Six years later, the kettle idea spread from the west coast to the Boston area. That year, the combined effort nationwide resulted in 150,000 Christmas dinners for the needy. In 1901, kettle contributions in New York City provided funds for the first mammoth sit-down dinner in Madison Square Garden, a custom that continued for many years. Today in the U.S., The Salvation Army assists more than four-and-a-half million people during the Thanksgiving and Christmas time periods.
Captain McFee's kettle idea launched a tradition that has spread not only throughout the United States, but all across the world. Kettles are now used in such distant lands as Korea, Japan, Chile and many European countries. Everywhere, public contributions to Salvation Army kettles enable the organization to continue its year-round efforts at helping those who would otherwise be forgotten.
When I was growing up, Christmas and the holidays were connected to "the Red Kettle". Putting a dollar into the Red Kettle made me feel like I was part of something bigger. It made me feel special, like my dollar was going to become the "magic dollar" that helped to change a life. Sometimes Santa's helpers would be ringing the bell next to the kettle, which always prompted questions about Santa, Christmas Magic, and how the heck was Santa going to see every kid in the world on Christmas Eve. 

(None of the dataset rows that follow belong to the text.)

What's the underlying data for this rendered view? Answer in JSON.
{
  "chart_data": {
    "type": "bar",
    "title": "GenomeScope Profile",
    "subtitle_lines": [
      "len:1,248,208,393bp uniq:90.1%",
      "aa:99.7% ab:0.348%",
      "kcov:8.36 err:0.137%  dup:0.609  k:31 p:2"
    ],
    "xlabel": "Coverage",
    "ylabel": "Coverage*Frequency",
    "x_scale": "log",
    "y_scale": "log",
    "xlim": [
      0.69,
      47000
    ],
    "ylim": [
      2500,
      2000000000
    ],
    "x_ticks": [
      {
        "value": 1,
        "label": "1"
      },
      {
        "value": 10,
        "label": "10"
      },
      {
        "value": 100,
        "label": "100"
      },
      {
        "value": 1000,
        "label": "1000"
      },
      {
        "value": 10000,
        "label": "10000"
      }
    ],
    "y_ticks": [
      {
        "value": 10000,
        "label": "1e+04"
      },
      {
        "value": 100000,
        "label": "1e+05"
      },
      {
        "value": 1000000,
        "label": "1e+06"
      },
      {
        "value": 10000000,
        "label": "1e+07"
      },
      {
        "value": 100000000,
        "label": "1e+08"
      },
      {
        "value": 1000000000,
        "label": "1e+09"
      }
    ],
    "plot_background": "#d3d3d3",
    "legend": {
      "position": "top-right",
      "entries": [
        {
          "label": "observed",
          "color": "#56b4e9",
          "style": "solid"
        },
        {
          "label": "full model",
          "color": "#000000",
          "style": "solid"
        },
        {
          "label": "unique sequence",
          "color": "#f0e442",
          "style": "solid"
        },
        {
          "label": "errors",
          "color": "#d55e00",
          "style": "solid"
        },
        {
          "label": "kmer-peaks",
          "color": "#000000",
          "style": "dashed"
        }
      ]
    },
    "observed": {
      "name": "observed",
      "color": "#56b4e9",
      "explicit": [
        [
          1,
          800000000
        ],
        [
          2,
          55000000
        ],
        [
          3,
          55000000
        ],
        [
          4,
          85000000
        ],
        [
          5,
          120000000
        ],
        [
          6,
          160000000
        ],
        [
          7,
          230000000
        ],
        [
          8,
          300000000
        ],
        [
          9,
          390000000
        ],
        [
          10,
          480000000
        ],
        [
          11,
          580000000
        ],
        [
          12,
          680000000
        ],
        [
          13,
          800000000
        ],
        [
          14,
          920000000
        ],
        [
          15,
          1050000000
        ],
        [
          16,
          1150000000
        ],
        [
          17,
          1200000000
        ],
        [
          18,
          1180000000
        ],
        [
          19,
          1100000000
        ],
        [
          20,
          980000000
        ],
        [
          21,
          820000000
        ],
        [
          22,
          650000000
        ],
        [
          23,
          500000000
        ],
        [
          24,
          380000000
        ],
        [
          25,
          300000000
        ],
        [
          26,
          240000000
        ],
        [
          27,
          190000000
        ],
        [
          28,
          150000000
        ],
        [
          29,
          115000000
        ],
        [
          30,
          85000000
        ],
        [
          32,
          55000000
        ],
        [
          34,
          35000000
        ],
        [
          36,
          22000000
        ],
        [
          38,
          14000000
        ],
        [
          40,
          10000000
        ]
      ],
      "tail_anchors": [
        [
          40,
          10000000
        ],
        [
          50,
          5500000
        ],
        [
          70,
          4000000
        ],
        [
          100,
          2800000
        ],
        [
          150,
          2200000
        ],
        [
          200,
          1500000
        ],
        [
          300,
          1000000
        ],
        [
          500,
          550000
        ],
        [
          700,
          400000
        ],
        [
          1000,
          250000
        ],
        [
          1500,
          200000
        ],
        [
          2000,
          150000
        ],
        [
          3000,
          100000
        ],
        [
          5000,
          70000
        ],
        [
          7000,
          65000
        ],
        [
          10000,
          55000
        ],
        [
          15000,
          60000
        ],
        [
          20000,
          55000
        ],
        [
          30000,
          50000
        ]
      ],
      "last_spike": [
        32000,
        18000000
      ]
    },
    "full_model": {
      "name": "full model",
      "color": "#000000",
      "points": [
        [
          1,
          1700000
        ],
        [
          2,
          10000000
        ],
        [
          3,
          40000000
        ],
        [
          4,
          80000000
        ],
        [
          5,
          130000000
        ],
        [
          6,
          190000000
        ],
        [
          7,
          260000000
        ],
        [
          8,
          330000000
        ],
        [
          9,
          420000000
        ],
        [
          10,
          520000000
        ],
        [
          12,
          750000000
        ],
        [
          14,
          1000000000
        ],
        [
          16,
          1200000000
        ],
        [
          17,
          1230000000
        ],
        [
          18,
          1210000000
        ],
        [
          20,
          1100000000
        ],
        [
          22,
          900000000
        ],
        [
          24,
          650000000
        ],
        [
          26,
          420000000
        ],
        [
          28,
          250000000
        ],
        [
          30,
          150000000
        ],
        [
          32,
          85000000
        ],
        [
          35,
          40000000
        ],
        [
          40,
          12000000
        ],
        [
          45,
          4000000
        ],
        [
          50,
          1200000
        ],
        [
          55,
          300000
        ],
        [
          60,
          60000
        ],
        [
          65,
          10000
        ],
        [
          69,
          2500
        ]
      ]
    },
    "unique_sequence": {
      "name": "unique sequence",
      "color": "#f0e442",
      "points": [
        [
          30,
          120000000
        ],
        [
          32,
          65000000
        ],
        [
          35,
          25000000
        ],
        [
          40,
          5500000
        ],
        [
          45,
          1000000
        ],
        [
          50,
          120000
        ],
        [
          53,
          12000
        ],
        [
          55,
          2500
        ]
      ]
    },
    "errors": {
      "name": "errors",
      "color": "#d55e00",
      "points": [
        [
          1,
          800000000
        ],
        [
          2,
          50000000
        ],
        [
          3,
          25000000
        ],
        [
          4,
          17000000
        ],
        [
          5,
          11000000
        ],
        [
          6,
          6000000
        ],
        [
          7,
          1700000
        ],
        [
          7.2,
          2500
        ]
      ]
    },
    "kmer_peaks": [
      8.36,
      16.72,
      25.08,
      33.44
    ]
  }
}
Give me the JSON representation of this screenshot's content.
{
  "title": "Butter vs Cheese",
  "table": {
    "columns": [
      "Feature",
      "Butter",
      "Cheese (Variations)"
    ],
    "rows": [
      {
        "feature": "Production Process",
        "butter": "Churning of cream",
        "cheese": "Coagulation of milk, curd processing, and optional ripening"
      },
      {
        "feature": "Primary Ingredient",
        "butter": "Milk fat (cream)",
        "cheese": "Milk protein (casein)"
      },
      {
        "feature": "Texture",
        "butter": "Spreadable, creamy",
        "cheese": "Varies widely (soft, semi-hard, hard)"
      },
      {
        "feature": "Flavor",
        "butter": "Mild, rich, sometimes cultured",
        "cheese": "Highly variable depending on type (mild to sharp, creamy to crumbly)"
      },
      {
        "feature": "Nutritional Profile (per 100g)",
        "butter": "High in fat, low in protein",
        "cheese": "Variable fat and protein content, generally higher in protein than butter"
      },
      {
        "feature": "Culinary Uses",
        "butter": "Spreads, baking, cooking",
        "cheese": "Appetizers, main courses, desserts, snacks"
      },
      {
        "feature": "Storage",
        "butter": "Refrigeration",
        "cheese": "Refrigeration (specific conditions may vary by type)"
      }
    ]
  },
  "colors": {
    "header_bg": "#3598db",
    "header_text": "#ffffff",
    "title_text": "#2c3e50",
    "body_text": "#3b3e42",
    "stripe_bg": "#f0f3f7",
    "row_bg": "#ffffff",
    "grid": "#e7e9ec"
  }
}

And now, a little Christmas Holiday Magic, courtesy of the Internet.

What is the Online Red Kettle campaign?
The Salvation Army Red Kettles have been an American tradition since 1891, helping raise financial support for critical Salvation Army programs and services year round.  This campaign allows you to host your own Red Kettle - online.  You become a vital part of the Christmas holiday efforts when you help those in need by hosting an Online Red Kettle and filling it with donations from family, friends and colleagues.

What type of Online Red Kettles are available?
Individual Kettle - An Individual Kettle is your own personal online kettle where you can invite others to donate. 
Team Kettle - A Team Kettle consists of multiple Individual Kettles.  Funds raised by each Individual Kettle within the Team Kettle are combined and reflected on the Team Kettle page.
Company Kettle - A Company Kettle consists of multiple Team Kettles.  Funds raised by each Team within the Company Kettle are combined and reflected on the Company Kettle page.  Individual Kettles can also directly join and support a fundraiser for a Company Kettle without being a part of a Team.

Remember how you felt as a kid, putting that single dollar in the Red Kettle?  Thinking how that dollar was going to make a difference, and how that dollar was going to make someone happy? Remember how it felt to be "empowered" to make a difference, even as a little kid? You will still see this magic today if you look for it - parents giving dollars to their children, to let them put the money into the Red Kettle. Everyone is happy in that moment, the parents, the children and of course all of Santa's Helpers as in that moment, everyone is in alignment. Everyone is living the spirit of the holiday, standing next to that Red Kettle. 
It is good to put money into the Red Kettle, but watching a child do it, that is really special. You know exactly what that child is thinking as the money drops into that magical Red Kettle guarded by Santa and his helpers. 
It just does not get any better than this, does it? 
I would ask you to prayerfully consider putting a Red Kettle on your website. Or sending out a email to promote your own Red Kettle. Want to make it even better? Get your kids involved. What a great family project for the holidays. I guarantee you that you will feel wonderful, and empowered to make a difference, just like you did when you are a little kid.  
And remember, Santa is always watching.